In some possible embodiments, a micro-expression recognition system based on a pixel displacement vector of a convolutional neural network is provided, and the micro-expression recognition system comprises a processor and a memory, wherein the memory is used for storing program instructions, and the processor is used for calling the stored instructions in the memory to execute a micro-expression recognition method based on the pixel displacement vector of the convolutional neural network.

In some possible embodiments, a micro-expression recognition system based on a pixel displacement vector of a convolutional neural network is provided, which comprises a readable storage medium, wherein a computer program is stored on the readable storage medium, and the computer program is executed to realize the micro-expression recognition method based on the pixel displacement vector of the convolutional neural network.

It should be understood that parts of the specification not specifically set forth herein are all prior art.

It should be understood that the foregoing description of the implementation examples of the current popular framework is not to be construed as limiting the scope of the invention, but that the appended claims are intended to cover all such alternatives and modifications as may be included within the scope of the invention as defined by the appended claims.

Claims

1. A micro-expression recognition method of pixel displacement vector based on convolutional neural network is characterized in that: establishing an end-to-end micro-expression recognition network based on a pixel displacement generation module, wherein the processing flow based on the micro-expression recognition network comprises the following steps of selecting a maximum frame, and randomly selecting a certain frame before and after the original maximum frame as a maximum frame image in a training process;

2. The method for identifying the microexpressions of the pixel displacement vectors based on the convolutional neural network according to claim 1, wherein the method comprises the following steps: in the training process, the selection of the maximum frame is realized through a randomization process, a certain frame in a certain range before and after the original maximum frame is randomly selected, and an image pair actually used for training is increased; if in the verification or test stage, the original maximum frame image is directly adopted.

3. The method for identifying the microexpressions of the pixel displacement vectors based on the convolutional neural network according to claim 1, wherein the method comprises the following steps: the generated pixel displacement vector features are normalized before being input into the classification network, and each displacement vector feature map is divided by the average value of the first several values of the absolute values of each displacement vector feature map.
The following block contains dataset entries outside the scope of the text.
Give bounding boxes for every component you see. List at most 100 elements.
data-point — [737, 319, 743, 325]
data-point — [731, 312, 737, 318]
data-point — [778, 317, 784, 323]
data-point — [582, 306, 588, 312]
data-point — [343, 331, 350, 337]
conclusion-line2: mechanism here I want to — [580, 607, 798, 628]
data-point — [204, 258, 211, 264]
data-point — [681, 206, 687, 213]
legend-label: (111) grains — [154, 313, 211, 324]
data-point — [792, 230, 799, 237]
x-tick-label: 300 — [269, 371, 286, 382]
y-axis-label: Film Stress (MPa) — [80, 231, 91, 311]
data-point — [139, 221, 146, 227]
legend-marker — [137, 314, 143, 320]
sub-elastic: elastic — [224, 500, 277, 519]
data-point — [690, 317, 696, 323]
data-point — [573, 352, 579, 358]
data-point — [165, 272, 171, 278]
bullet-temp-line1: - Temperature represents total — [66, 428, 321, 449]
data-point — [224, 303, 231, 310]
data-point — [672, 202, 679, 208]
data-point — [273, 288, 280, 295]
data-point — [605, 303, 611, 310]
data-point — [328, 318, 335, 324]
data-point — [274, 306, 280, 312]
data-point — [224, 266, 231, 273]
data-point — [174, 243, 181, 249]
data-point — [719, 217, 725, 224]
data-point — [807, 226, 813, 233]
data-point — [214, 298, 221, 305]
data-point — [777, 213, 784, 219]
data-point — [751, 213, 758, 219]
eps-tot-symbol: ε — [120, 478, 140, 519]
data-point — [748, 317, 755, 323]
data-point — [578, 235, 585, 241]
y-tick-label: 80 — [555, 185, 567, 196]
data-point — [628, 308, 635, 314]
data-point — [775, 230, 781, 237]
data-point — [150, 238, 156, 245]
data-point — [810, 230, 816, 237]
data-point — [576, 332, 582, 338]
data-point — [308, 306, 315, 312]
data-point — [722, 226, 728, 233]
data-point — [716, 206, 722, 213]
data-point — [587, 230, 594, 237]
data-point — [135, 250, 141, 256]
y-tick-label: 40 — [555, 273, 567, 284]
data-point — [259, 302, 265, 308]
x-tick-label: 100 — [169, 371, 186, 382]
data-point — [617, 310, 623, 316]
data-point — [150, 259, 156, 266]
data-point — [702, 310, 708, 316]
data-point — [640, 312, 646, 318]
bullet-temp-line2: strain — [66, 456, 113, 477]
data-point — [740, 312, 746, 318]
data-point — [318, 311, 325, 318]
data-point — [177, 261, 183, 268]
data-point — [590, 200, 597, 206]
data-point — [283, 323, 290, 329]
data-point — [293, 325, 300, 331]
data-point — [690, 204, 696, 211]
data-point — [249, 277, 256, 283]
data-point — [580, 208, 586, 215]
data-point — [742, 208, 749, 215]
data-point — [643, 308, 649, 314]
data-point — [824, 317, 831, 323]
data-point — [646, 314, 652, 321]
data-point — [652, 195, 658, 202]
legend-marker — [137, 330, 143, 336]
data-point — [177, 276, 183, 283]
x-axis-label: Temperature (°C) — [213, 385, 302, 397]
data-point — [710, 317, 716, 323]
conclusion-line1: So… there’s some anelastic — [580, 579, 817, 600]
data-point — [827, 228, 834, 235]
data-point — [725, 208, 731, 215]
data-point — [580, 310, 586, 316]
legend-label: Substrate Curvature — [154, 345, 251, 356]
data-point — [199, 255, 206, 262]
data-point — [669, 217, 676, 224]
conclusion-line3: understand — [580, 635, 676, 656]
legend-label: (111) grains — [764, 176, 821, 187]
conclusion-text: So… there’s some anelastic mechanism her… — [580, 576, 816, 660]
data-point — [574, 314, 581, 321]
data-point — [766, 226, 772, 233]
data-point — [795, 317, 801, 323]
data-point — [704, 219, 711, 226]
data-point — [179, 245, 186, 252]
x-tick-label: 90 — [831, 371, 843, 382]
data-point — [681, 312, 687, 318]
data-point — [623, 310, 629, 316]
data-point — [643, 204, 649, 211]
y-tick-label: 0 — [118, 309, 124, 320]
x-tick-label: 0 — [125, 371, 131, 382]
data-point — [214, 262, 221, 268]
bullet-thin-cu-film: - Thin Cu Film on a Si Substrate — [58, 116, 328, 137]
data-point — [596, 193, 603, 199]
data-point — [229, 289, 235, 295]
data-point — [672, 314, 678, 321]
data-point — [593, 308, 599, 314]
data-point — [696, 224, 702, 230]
4. The method for identifying the microexpressions of the pixel displacement vectors based on the convolutional neural network according to claim 1, wherein the method comprises the following steps: for the generated pixel displacement vector feature map, the loss function comprises reconstruction loss between the original maximum frame and the maximum frame reconstructed according to the initial frame and the displacement vector, and L1 regular loss calculated on the displacement vector feature map.

5. The micro-expression recognition method of the pixel displacement vector based on the convolutional neural network according to claim 1,2, 3 or 4, wherein: the selected maximum frame image and the generated pixel displacement vector feature image are input into a classification network together for learning, and after a classification prediction result is obtained, the classification loss is calculated according to the need so as to correlate with an evaluation index.